RFID in U.S. phones? "We're not even close," he says. "Who gets to control that decision? MasterCard? Visa? With such fragmentation in the industry, carriers all have special things they want to do with their devices. And device manufacturers are not going to line up behind that value proposition if it's going to raise their cost of doing business."
Last month, Google unveiled its Android initative, an open alliance for companies that want to create mobile content for cell phones. The initiative increased the possibility of payments via cell phone in the U.S., but the reality is still far off if it does happen.
There are ways to handle mobile payment without such advances. A McDonald's franchise is working with mobile payment vendor Mocapay, which will let customers put money into a Mocapay account and get very short-term authorization-typically about 15 minutes-to use a transaction code. The code's short duration is intended to make Mocapay accounts unattractive to thieves. For retailers, Mocapay's pitch is that it's much cheaper than other payment methods: 19 cents per transaction, regardless of the transaction's dollar value. For a $20 transaction, that 19 cents would compare with about $1.10 for PayPal, 75 cents for card-not-present credit cards, 62 cents for card-present credit cards and about 45 cents for PIN debit transactions, according to Mocapay CEO Rod Stambaugh.

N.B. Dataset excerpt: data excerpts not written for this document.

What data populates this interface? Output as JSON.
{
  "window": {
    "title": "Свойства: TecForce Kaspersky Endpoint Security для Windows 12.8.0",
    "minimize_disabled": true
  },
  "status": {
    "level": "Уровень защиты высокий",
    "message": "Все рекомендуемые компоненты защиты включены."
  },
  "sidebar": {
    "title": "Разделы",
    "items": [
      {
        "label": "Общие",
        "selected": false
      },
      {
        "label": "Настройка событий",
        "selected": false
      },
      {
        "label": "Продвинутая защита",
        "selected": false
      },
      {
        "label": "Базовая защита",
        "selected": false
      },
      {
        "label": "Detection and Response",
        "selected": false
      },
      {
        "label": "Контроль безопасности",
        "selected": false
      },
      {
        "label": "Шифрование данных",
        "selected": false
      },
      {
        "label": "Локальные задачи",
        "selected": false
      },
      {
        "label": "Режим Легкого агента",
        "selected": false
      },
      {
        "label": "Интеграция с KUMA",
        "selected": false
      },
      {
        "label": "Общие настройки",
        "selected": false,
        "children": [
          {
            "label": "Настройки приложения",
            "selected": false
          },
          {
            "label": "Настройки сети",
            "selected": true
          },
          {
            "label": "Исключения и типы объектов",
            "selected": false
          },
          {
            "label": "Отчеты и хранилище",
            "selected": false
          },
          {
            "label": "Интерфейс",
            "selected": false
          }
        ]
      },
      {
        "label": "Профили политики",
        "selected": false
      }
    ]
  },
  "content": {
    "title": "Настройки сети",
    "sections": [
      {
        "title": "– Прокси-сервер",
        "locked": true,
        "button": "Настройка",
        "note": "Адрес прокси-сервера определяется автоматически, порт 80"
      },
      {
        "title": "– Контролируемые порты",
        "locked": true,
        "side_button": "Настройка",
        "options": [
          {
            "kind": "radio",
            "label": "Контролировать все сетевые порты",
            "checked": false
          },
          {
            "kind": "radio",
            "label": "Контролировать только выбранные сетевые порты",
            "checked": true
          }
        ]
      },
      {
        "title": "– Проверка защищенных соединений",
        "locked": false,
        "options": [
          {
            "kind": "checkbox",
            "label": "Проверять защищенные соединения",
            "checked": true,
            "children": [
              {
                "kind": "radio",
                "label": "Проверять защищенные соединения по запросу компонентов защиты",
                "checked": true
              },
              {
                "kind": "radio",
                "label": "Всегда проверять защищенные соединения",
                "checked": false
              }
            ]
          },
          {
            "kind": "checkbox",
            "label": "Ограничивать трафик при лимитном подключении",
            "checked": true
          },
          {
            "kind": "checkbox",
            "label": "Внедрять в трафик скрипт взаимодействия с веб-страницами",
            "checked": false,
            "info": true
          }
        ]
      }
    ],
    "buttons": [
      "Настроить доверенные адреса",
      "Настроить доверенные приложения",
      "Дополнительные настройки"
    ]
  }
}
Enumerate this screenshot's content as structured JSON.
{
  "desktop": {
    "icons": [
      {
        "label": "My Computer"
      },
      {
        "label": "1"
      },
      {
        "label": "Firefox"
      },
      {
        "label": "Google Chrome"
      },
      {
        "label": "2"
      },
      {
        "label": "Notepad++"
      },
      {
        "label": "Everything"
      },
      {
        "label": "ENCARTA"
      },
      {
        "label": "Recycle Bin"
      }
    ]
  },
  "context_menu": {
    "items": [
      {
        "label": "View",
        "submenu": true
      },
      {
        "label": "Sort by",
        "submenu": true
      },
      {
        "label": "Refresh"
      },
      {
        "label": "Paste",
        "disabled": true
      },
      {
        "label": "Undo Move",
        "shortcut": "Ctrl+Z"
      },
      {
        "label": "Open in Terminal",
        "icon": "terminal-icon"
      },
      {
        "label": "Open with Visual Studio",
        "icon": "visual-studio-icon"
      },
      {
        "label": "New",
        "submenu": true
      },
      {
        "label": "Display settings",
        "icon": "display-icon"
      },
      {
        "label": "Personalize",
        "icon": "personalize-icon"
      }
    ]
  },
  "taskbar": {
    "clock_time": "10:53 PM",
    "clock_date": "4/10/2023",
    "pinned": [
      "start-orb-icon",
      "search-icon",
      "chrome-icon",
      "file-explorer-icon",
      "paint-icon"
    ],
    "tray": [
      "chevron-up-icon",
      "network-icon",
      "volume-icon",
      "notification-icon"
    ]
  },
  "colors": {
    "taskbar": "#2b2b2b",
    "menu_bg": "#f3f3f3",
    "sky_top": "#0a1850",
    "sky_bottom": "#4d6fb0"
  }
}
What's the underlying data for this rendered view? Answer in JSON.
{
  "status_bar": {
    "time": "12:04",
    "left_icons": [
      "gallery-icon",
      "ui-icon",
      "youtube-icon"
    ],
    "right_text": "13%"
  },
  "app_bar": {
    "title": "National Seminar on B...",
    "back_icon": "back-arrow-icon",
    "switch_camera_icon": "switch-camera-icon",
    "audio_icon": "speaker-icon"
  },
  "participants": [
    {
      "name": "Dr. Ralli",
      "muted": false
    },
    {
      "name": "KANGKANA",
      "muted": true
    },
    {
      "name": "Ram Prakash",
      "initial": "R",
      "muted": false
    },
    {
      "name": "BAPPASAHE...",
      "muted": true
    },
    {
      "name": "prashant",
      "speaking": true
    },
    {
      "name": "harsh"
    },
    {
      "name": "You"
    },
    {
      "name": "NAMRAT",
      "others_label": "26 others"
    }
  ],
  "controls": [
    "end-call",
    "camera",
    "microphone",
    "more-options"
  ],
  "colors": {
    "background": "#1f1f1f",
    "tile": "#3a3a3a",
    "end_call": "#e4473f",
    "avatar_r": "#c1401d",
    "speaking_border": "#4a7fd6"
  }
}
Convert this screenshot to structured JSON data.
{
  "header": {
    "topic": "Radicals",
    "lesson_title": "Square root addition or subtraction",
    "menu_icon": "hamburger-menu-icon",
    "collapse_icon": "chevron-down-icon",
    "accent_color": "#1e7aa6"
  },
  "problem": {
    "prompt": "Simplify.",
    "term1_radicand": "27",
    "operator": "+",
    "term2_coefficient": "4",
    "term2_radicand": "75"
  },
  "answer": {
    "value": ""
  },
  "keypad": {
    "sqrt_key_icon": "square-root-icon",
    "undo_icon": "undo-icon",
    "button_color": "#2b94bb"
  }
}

But Stambaugh argues another reason for the lack of creativity in retail payment systems beyond carrier and card company issues: To make the investment truly worthwhile, he says, an application would have to be integrated into the store's point-of-sale (POS) and CRM packages. This kind of integration is often "nasty."
"There's a lot of hype about mobile couponing and how retailers can track it," Stambaugh says. "The truth is that a lot of this is quite disjointed from the retailer's back-end systems. That's the challenge." Working with POS-which retailers often outsource-"is really difficult. It's a very messy, ugly business to do on the back end. It's all proprietary stuff. Retailers don't like to touch their POS front and back end."
In another example of how Europe is ahead of the U.S. on payment, European retailers have been tracking customers' shopping habits for years with technology similar to cookies. Every participating retailer has its own code, accessible to its stores but not to rivals.
"McDonald's has a proprietary cookie and Burger King can't read it," says Aneace Haddad, chairman of global payment company Welcome Real-time. "We even have different cookies for corporate vs. franchisees. I am familiar with most of the contactless developments around the world and what I constantly hear from the payment associations is that none of them is truly a marketing platform for merchants. The problem that everyone has run into so far is that because the card doesn't stay in the presence of the reader long enough, the lab solutions require two taps, one for the basic payment function and another for the more sophisticated marketing functions. Talking about things is very different from actually doing them."
Consumers will see many more alternative payment options online this holiday season, with PayPal, Google Checkout and BillMeLater leading the charge. A February 2007 survey by research firm Brulant found a 267 percent increase in alternative payment acceptance online, compared with a pre-holiday season survey. There will also be a handful of brick-and-mortar locations accepting such alternative payments in the cashier lane.
Although there's no indication of major e-tailers refusing to accept conventional credit cards, the alternative payment movement is likely motivated by demographics. Analysts point to a strong embrace of alternative payments by younger consumers, especially teenagers.